O debate eleitoral para a Presidência da República em 2026 ganha contornos cruciais para a economia de Mato Grosso. Questões fundamentais como crédito rural, patamares de juros, produção de fertilizantes, escoamento logístico por rodovias e ferrovias, diretrizes tributárias, licenciamento ambiental e o combate rigoroso às facções criminosas colocam o estado diante de visibilidades distintas nos programas apresentados pelo presidente Luiz Inácio Lula da Silva (PT) e pelo senador Flávio Bolsonaro (PL).
Em um território fortemente dependente do agronegócio exportador e de uma infraestrutura robusta, os divergentes projetos de governo geram impactos diretos sobre os custos de produção, os investimentos federais e a competitividade regional. Acompanhe a cobertura completa das eleições e os reflexos econômicos no portal CenárioMT
Diferitenciais na relação com o agronegócio e crédito rural
Uma das mudanças mais perceptíveis no cenário nacional reside na abordagem do atual governo em relação ao setor produtivo. Diferente da campanha de 2022, o programa de Lula atribui maior destaque ao agronegócio, reconhecendo sua relevância na balança comercial e apostando na inovação tecnológica, sustentabilidade e ampliação das fontes de financiamento.

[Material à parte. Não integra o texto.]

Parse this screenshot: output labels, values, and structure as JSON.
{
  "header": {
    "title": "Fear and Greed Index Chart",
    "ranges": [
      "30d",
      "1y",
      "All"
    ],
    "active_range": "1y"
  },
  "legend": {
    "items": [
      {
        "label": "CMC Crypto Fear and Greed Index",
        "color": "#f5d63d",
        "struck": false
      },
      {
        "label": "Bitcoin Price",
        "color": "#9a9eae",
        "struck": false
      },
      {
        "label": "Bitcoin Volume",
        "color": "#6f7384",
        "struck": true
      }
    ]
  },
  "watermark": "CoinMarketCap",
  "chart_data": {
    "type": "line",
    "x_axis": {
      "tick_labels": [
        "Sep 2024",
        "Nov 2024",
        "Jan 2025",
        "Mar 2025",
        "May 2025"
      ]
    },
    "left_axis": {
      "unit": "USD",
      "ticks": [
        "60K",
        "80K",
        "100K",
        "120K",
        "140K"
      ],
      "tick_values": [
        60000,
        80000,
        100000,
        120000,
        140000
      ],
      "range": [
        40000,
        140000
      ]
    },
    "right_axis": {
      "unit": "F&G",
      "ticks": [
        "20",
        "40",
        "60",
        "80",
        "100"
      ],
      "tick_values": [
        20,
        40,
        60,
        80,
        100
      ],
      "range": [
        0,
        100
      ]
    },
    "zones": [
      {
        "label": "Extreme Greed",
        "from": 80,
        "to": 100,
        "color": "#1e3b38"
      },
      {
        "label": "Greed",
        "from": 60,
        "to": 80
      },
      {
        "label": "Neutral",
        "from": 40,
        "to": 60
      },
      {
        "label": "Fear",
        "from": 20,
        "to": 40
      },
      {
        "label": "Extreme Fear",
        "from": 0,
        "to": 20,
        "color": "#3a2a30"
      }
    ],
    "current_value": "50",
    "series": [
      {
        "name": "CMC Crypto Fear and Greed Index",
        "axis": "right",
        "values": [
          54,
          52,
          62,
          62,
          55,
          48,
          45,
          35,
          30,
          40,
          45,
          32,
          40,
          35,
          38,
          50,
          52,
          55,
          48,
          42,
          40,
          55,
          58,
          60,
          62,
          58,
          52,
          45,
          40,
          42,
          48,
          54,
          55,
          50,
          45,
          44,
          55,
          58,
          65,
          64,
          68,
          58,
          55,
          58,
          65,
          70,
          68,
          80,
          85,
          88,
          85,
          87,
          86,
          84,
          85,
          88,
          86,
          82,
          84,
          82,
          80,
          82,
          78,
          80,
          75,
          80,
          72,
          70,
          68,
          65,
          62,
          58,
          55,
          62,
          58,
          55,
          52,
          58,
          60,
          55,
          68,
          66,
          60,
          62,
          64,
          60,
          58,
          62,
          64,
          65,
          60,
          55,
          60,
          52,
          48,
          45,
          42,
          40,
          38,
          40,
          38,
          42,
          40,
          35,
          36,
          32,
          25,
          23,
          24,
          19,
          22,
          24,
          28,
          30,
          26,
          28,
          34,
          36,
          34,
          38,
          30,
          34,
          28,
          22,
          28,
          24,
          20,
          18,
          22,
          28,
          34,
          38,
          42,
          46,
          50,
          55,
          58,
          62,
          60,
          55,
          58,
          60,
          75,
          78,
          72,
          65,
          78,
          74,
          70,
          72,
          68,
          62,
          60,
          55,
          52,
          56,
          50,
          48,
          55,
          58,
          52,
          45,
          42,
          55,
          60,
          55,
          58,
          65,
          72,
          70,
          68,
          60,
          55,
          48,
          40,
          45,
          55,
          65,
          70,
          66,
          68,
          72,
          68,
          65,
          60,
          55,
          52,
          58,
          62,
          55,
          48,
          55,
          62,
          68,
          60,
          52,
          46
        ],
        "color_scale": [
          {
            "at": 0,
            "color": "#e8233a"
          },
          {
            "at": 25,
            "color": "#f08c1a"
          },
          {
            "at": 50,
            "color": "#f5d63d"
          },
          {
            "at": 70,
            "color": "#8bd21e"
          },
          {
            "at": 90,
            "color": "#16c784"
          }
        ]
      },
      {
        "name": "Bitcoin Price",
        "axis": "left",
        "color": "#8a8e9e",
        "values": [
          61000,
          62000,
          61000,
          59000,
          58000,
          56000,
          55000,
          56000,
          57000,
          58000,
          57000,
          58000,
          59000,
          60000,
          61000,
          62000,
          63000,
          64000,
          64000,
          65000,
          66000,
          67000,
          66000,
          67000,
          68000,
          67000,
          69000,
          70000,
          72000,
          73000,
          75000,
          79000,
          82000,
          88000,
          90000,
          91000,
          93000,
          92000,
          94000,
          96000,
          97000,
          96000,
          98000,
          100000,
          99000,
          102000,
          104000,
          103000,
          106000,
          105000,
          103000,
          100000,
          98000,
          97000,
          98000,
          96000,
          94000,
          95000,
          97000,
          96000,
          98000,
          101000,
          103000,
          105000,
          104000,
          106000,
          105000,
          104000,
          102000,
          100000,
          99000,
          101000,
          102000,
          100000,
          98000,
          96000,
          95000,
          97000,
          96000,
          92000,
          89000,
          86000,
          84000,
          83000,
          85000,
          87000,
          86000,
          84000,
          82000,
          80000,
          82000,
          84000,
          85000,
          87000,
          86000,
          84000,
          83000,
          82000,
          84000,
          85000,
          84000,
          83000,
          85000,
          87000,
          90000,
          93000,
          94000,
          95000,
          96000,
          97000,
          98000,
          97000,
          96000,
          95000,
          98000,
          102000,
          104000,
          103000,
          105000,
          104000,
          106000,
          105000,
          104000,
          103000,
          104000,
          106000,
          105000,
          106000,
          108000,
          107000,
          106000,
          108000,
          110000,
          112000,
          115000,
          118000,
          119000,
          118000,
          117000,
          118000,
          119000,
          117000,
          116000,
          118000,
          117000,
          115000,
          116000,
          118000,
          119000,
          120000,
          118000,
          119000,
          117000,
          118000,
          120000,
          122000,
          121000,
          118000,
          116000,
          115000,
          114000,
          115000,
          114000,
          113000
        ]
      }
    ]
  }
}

Por outro lado, a cartilha oposicionista liderada por Flávio Bolsonaro, sob o lema “Para o Brasil Vencer o Atraso”, aposta em uma matriz de menor intervenção estatal. Suas propostas incluem a redução intensa de despesas públicas, criação de um novo teto de gastos, corte de ministérios e forte incentivo à produção nacional de fertilizantes — um insumo vital para o solo mato-grossense.
No que tange ao crédito e aos juros, o desafio central para os produtores locais reside no custo do capital de giro e de custeio, especialmente em um momento de margens estreitas e aumento de recuperações judiciais no campo. Enquanto a base governista promete diversificar recursos oficiais vinculados à inovação, a oposição sustenta que o controle rigoroso de gastos públicos gerará uma queda estrutural orgânica nas taxas de juros.
Logística, infraestrutura e segurança de fronteira
A dependência logística de Mato Grosso — que escoa milhões de toneladas de grãos e carnes rumo aos portos e mercados internacionais — exige clareza sobre o futuro das rodovias federais e da expansão ferroviária. O modelo governista mescla investimentos públicos com parcerias privadas, ao passo que o projeto oposicionista prioriza a ampliação célere de concessões e privatizações.
Outro ponto nevrálgico é a segurança pública, dada a posição estratégica de Mato Grosso, que faz fronteira com a Bolívia e atua como rota principal para o tráfico de drogas. Enquanto o plano de Lula aposta na integração sistêmica entre os entes federativos e inteligência preventiva, a proposta de Flávio Bolsonaro enfatiza o endurecimento penal, a expansão de presídios federais de segurança máxima e ações incisivas contra organizações criminosas.
Com a proximidade do pleito e a consolidação dos palanques estaduais para o Governo, Senado e Congresso, o eleitor mato-grossense precisará avaliar não apenas as promessas discursivas, mas a viabilidade prática, os custos e os impactos reais de cada modelo para o desenvolvimento sustentável do estado.